EPA finalizes strongest-ever truck rule to save billions in health & fuel costs


EPA finalizes strongest-ever truck rule to save billions in health & fuel costs

EPA’s Heavy Duty “Phase 3” truck rule has been finalized, and surprisingly enough it comes in stronger (albeit slightly) than the rule that was originally proposed last year.

The final rule has just come out, so there’s plenty to comb through, but the EPA went over some key points in a press call yesterday.

Transportation is the largest-polluting sector in America, and heavy duty vehicles make a disproportionate amount of that pollution. Light duty vehicles still produce the majority – about 60% of transportation emissions are from light-duty vehicles – but heavy duty vehicles are responsible for about a quarter of transportation emissions, despite only being 5% of vehicles.

This underlines the importance of regulating these vehicles, and the outsize gains that we can get from doing so.

New rule saves 1 billion tons CO2 and $13 billion/yr

The main numbers for the finalized rule are that it will save $13 billion per year in annualized net benefits for society, avoid a billion tons worth of greenhouse gas emissions, and reduce air pollution for the 72 million Americans who live within 200 meters of a heavy duty truck route (a group that is disproportionately from disadvantaged communities). The rules cover model years 2027-2032.

The cost and health savings make these rules a rare win-win-win. Businesses save money on costs (approx. $3.5b annually, between $3-10k per vehicle depending on type), health and environmental savings benefit everybody, and the industry gets nudged towards a future that it needs to accept anyway.
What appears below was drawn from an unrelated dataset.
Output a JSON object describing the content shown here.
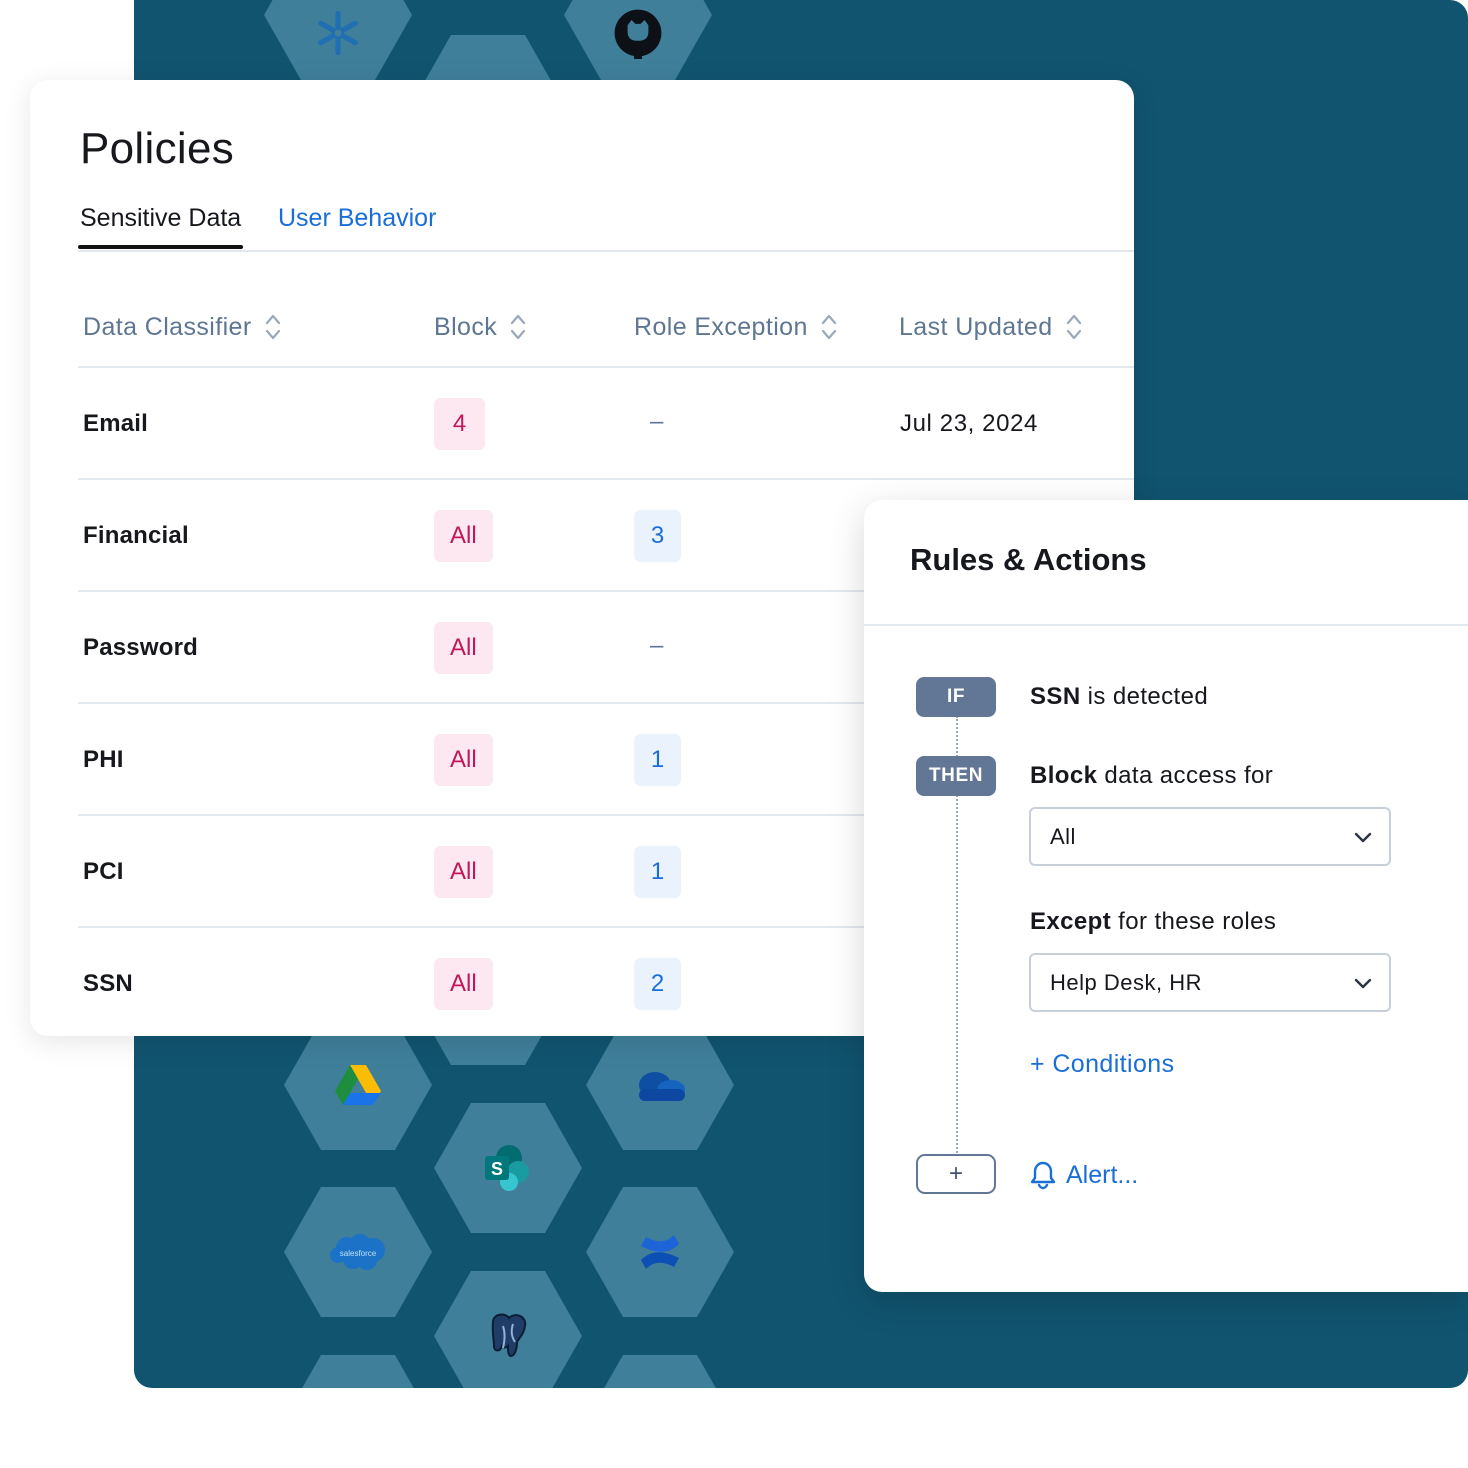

Or, well… not that rare, considering most positive environmental moves offer these sorts of benefits.

Like the light-duty rules, the heavy-duty rules are “technology neutral,” in that they don’t mandate manufacturers use specific technologies, but rather meet certain pollution guidelines that will require significant improvements in engine technologies used. This means hybrid, plug-in hybrid, battery-electric and fuel cell vehicles are all on the table.

The rule actually got stronger for once

And the most remarkable thing about the rules is that they actually got (very slightly) stronger between the proposed and final rule, due to the 175,000 comments EPA said were left during the comment period.
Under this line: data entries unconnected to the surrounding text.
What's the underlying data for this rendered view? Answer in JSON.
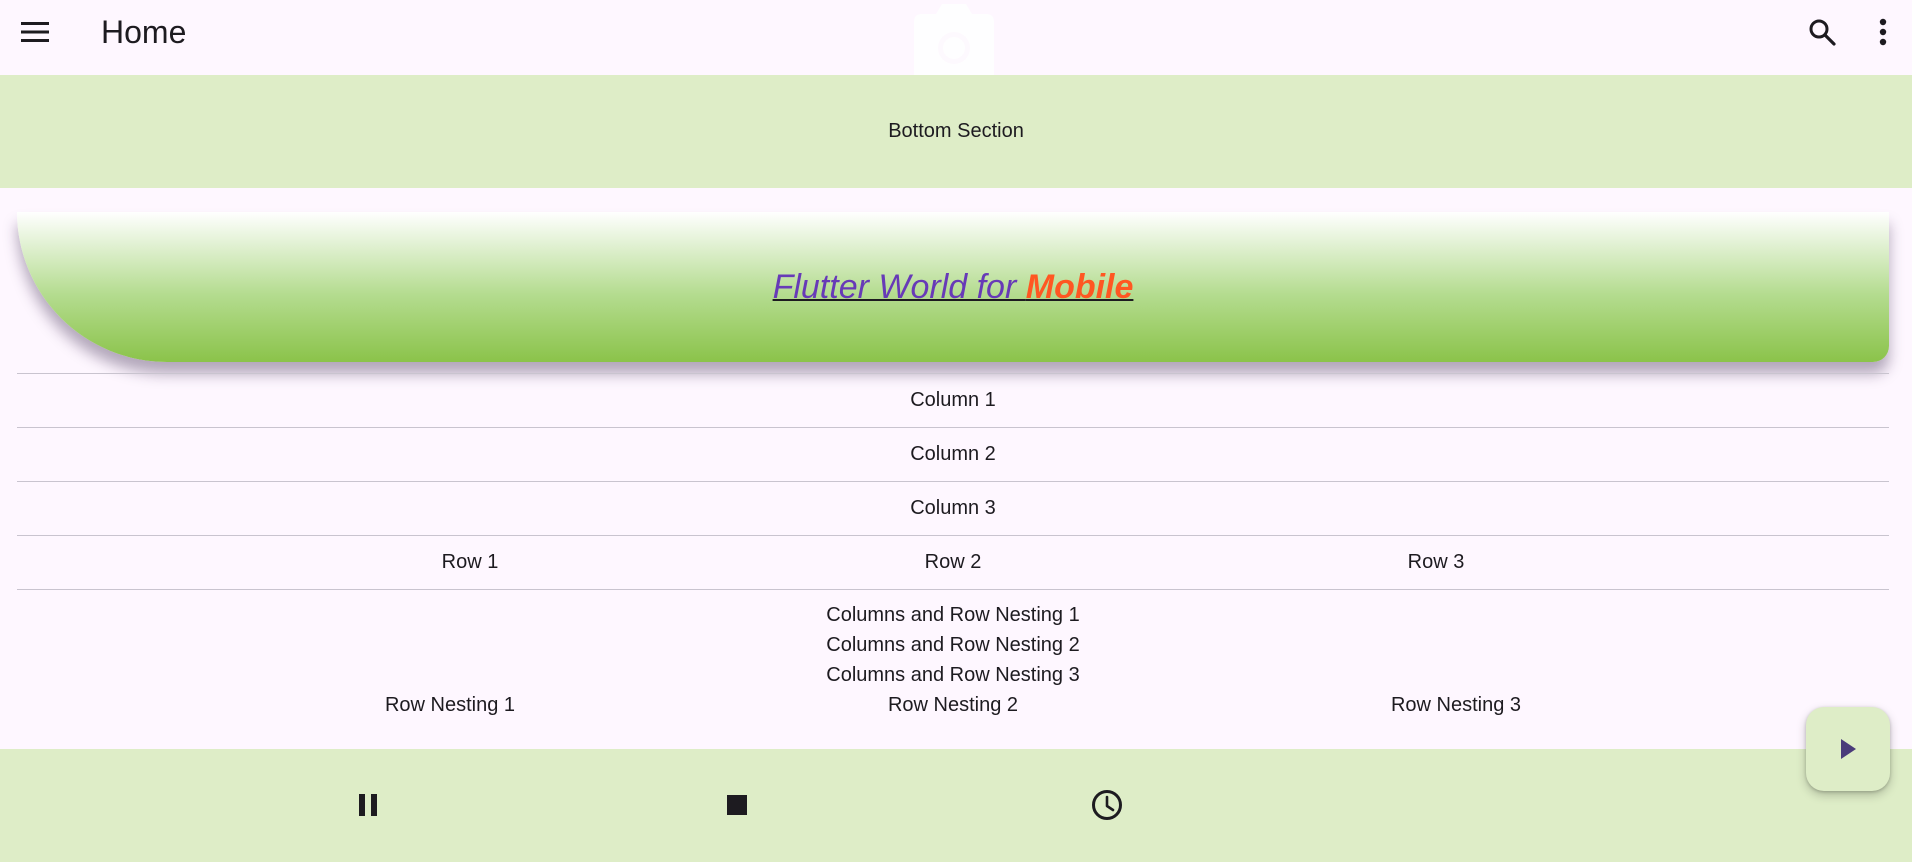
{
  "appbar": {
    "title": "Home",
    "icons": [
      "menu-icon",
      "camera-icon",
      "search-icon",
      "more-vert-icon"
    ]
  },
  "bottom_section": {
    "label": "Bottom Section"
  },
  "banner": {
    "text_part1": "Flutter World for ",
    "text_part2": "Mobile",
    "colors": {
      "part1": "#673ab7",
      "part2": "#ff5722",
      "gradient_start": "#ffffff",
      "gradient_end": "#8bc34a"
    }
  },
  "columns": [
    "Column 1",
    "Column 2",
    "Column 3"
  ],
  "rows": [
    "Row 1",
    "Row 2",
    "Row 3"
  ],
  "nesting": {
    "columns": [
      "Columns and Row Nesting 1",
      "Columns and Row Nesting 2",
      "Columns and Row Nesting 3"
    ],
    "rows": [
      "Row Nesting 1",
      "Row Nesting 2",
      "Row Nesting 3"
    ]
  },
  "bottom_bar": {
    "icons": [
      "pause-icon",
      "stop-icon",
      "clock-icon"
    ]
  },
  "fab": {
    "icon": "play-icon"
  },
  "colors": {
    "background": "#fef7ff",
    "section": "#deedc7",
    "accent": "#4a3b7a"
  }
}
EPA originally stated that the proposed rule would reduce carbon by 1.8 billion tons, but had to re-do the baseline of these calculations due to California’s strong truck rules, which will reduce overall emissions by a huge chunk (both in California and other states). Now, EPA says that the proposed rule would have reduced carbon by 998 million tons under the revised baseline, or 1 billion tons for the final rule. So, only improved by .2%, but still a tiny improvement, as opposed to going in the other direction.

This is not a common occurrence – we pointed out last week that the opposite happened with light-duty rules, and that this seems to be depressingly common lately. Whenever a new rule comes out, no matter how well-reasoned and attainable, industry lobbies for it to be loosened (and not just in the US, see: Europe, Australia), and usually compromises go their way, not the public’s way.
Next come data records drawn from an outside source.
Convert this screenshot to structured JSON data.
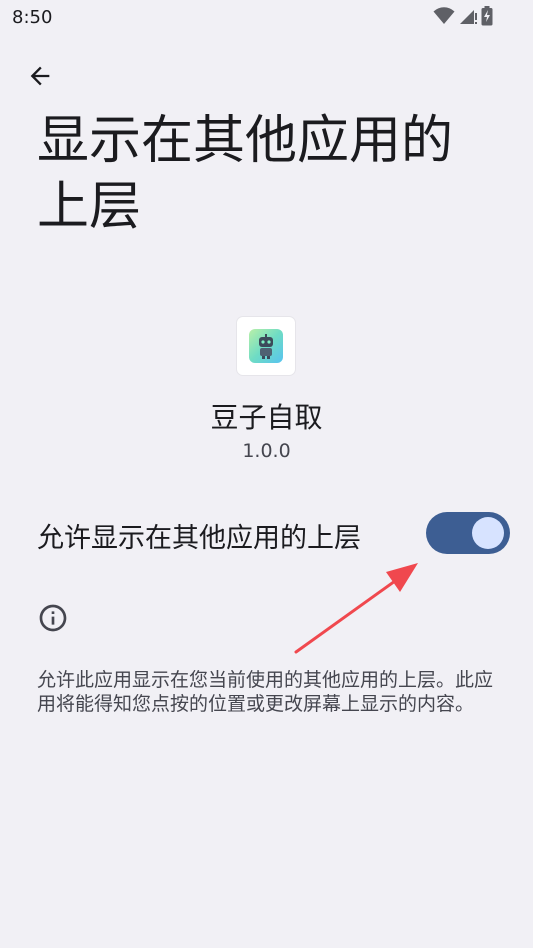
{
  "status_bar": {
    "time": "8:50",
    "icons": [
      "wifi-icon",
      "cellular-signal-icon",
      "battery-charging-icon"
    ]
  },
  "header": {
    "back_icon": "arrow-left-icon",
    "title": "显示在其他应用的上层"
  },
  "app": {
    "name": "豆子自取",
    "version": "1.0.0",
    "icon": "app-robot-icon"
  },
  "setting": {
    "label": "允许显示在其他应用的上层",
    "enabled": true
  },
  "info": {
    "icon": "info-icon",
    "description": "允许此应用显示在您当前使用的其他应用的上层。此应用将能得知您点按的位置或更改屏幕上显示的内容。"
  },
  "colors": {
    "background": "#f1f0f5",
    "switch_track": "#3d5e93",
    "switch_knob": "#d7e3ff",
    "annotation_arrow": "#f0484e"
  }
}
The changes between the proposed rule and the final one include a softening of the rules from 2027-2030 to give companies more time to arrange charging infrastructure, but also stronger emissions limits in 2031 and 2032 for most vehicle classes. For example, certain medium-heavy vocational vehicles will have 40% stronger limits in 2032 in the final rule as compared to Phase 2 regulation, rather than 35% in the proposed rule.

EPA didn’t break down every change between the proposed and final rule on the press call, because this rule covers so many different classes of vehicle. But overall, this is an improvement compared to the changes in the light duty rules – those only got weaker, whereas these got stronger, just with a little more flexibility in adoption timelines.

Broadly positive reaction to the heavy duty truck rule

Reaction has been broadly positive to the adoption of these phase 3 rules. The American Lung Association celebrated the rules, which along with the EPA’s previous NOx rule brings $22b in health savings per year, and pointed out the rarity of rules getting stronger during the rulemaking process. It also noted that Americans support strong truck regulations by extremely wide margins. Praise also came from the Sierra Club, the Hip Hop Council (who focused on the environmental justice aspect of these rules), and even from industry representatives.

Some industry sources did oppose these rules, or ask for them to be scaled back, such as various oil companies and some truck makers (for example Daimler Trucks and Volvo Trucks, both of which publicly supported the rule but privately called for its delay, despite being leaders in electrified trucks). But several large groups supported them.

In the runup to adoption of the rule, 100+ businesses called for a strong truck standard. This included a newly-formed industry group called the Heavy Duty Leadership Group, which called for rapid approval of a strong EPA rule, and each of its four participants – Ford, Cummins, BorgWarner and Eaton made statements praising the final rule that EPA adopted today. Even military leaders had good things to say about the new rule, through SAFE, an organization that advocates a break from oil from an energy and national security perspective.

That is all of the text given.